Voici comment Al Fergani s'exprime à cet
égard [2] :
"Après
avoir exposé quelle est la forme des sphères des astres et la composition
des orbes de ces mêmes astres, venons à la description des mouvements
qu'en trouve en chacun de leurs sphères; commençons par rapporter quel
est le mouvement de la sphère des étoiles fixes [ La
Sphère céleste ],
car ce même mouvement est inséparable des mouvements des divers astres
errants.
Disons
donc que la sphère des étoiles fixes se meut d'Occident en Orient, et
qu'elle entraîne avec elle les sept sphères des astres errants; son mouvement
se fait autour des pôles du zodiaque ,
et il est d'un degré en cent ans, selon l'évaluation de Ptolémée. Par
suite de ce mouvement, les apogées et les noeuds
des excentriques
des planètes tournent, en un siècle, selon l'ordre des signes, de cette
même quantité, de telle sorte qu'ils accomplissent leur révolution
et parcourent la totalité du zodiaque en 36 000 ans.
[...]
Le Soleil a deux mouvements d'Occident en Orient. L'un est son mouvement
propre en son orbe excentrique. L'autre est le mouvement par lequel sa
sphère tourne autour des pôles du zodiaque mouvement est égal à celui
de la sphère des étoiles fixes; il est d'un degré en cent ans."

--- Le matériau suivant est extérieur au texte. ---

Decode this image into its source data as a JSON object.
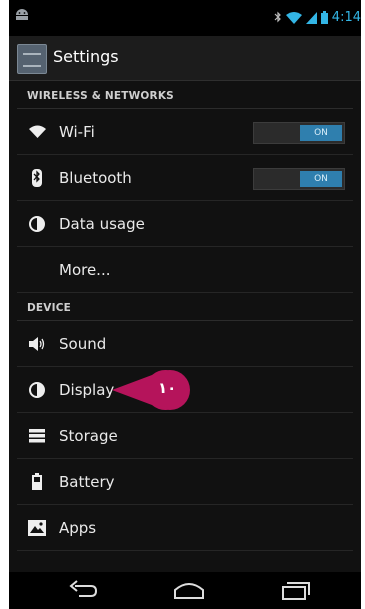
{
  "status_bar": {
    "time": "4:14",
    "icons": [
      "android-icon",
      "bluetooth-icon",
      "wifi-icon",
      "signal-icon",
      "battery-icon"
    ],
    "accent_color": "#33b5e5"
  },
  "action_bar": {
    "title": "Settings",
    "icon": "settings-app-icon"
  },
  "sections": {
    "wireless": "WIRELESS & NETWORKS",
    "device": "DEVICE"
  },
  "items": {
    "wifi": {
      "label": "Wi-Fi",
      "toggle": "ON",
      "icon": "wifi-icon"
    },
    "bluetooth": {
      "label": "Bluetooth",
      "toggle": "ON",
      "icon": "bluetooth-icon"
    },
    "data_usage": {
      "label": "Data usage",
      "icon": "data-usage-icon"
    },
    "more": {
      "label": "More..."
    },
    "sound": {
      "label": "Sound",
      "icon": "sound-icon"
    },
    "display": {
      "label": "Display",
      "icon": "display-icon"
    },
    "storage": {
      "label": "Storage",
      "icon": "storage-icon"
    },
    "battery": {
      "label": "Battery",
      "icon": "battery-icon"
    },
    "apps": {
      "label": "Apps",
      "icon": "apps-icon"
    }
  },
  "callout": {
    "text": "١٠",
    "color": "#b5145b"
  },
  "nav": {
    "buttons": [
      "back-icon",
      "home-icon",
      "recent-apps-icon"
    ]
  }
}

Al Fergani, comme l'Almageste, suppose
seulement l'existence de huit sphères célestes :
"Au
sujet de la figure des orbes et de leur ordre, dit-il[3],
suivons les opinions en lesquelles les Anciens ont tous été d'accord.

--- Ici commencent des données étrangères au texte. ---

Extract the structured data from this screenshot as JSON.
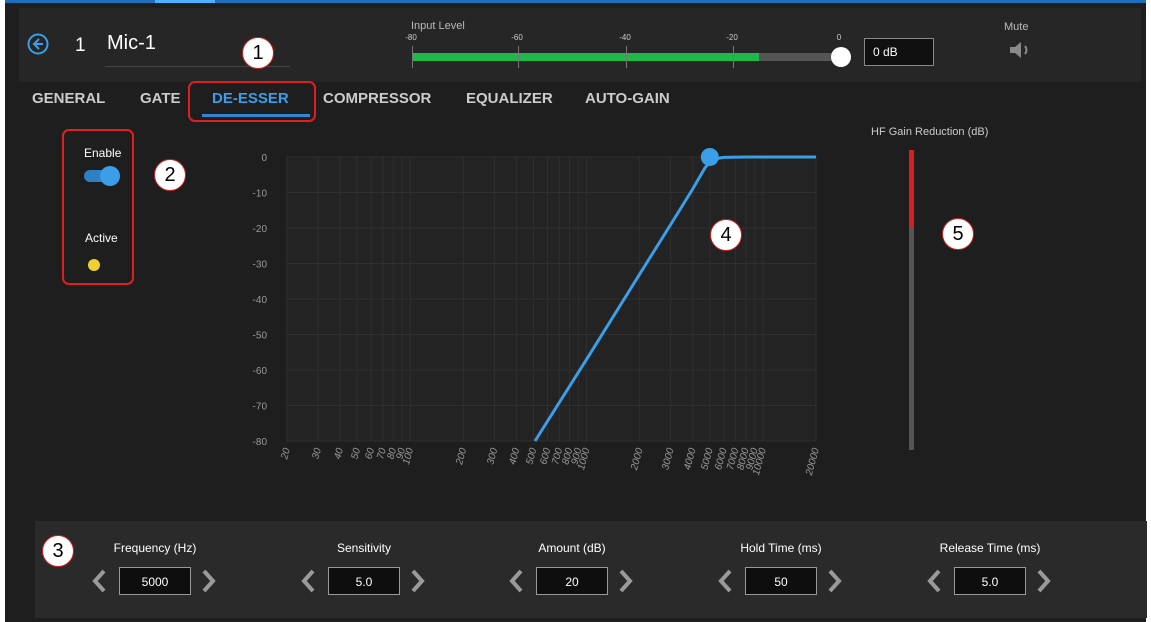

Disons que le nombre des sphères qui environnent tous les mouvements des
planètes et des étoiles est huit. Parmi ces sphères, sept sont attribuées
aux sept astres errants; la huitième, qui est plus élevée et qui est
l'orbe des signes, est attribuée aux étoiles fixes. "

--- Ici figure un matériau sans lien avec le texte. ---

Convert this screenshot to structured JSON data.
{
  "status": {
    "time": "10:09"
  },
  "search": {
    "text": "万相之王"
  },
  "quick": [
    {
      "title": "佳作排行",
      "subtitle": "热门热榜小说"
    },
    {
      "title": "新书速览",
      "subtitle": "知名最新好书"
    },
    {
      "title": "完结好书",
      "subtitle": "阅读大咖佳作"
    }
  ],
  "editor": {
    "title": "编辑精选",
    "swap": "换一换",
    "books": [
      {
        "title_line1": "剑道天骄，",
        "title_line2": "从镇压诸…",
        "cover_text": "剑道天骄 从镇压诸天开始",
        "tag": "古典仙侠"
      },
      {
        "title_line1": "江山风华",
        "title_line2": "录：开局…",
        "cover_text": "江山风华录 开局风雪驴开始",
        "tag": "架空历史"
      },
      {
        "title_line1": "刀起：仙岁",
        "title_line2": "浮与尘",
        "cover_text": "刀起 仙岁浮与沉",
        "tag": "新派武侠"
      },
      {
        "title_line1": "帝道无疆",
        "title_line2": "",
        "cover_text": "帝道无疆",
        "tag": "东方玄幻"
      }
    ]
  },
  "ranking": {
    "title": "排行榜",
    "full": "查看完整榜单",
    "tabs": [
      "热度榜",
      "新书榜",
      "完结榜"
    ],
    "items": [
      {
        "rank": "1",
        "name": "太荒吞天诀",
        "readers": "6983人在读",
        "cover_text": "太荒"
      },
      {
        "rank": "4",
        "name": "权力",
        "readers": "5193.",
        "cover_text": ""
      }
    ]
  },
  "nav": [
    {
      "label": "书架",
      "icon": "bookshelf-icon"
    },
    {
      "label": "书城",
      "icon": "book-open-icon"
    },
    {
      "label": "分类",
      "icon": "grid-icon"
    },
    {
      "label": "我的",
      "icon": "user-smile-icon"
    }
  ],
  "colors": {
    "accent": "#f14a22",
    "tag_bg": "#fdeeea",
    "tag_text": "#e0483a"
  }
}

Notre auteur n'imagine donc pas, comme nombre
de Grecs l'avaient fait, un neuvième orbe sans astre, placé au-dessus
de la sphère des étoiles fixes, et chargé de communiquer à toutes les
sphères inférieures le mouvement diurne
dont il est lui-même animé. Il regarde simplement le mouvement diurne
comme étant "celui qui meut le tout" [4],
sans qu'aucune sphère particulière lui soit attribuée.
-
Les Frères
de la Pureté et la Neuvième sphère
L'hypothèse
du neuvième orbe spécialement destiné au mouvement diurne pénétra
de bonne heure dans la science arabe. C'est elle, sans doute, qui inspire
confusément Masciallah; c'est elle qui se trouve clairement et formellement
énoncée en divers traités de la vaste encyclopédie composée, au Xe
siècle de notre ère, par les Frères de la Pureté et de la Sincérité
[a].
Rappelons,
d'abord, que les Frères de la Pureté, selon leur propre témoignage [1],
empruntent leurs connaissances astronomiques non seulement à l'Almageste,
mais encore au petit traité d'Al Fergani. Cela fait, voyons ce que nos
philosophes ont professé touchant le nombre des sphères célestes et
le mouvement de l'orbe des étoiles fixes.
"Il
y a disent-ils en leur second traité [2],
neuf sphères dont sept sont les cieux qui figurent dans le Coran .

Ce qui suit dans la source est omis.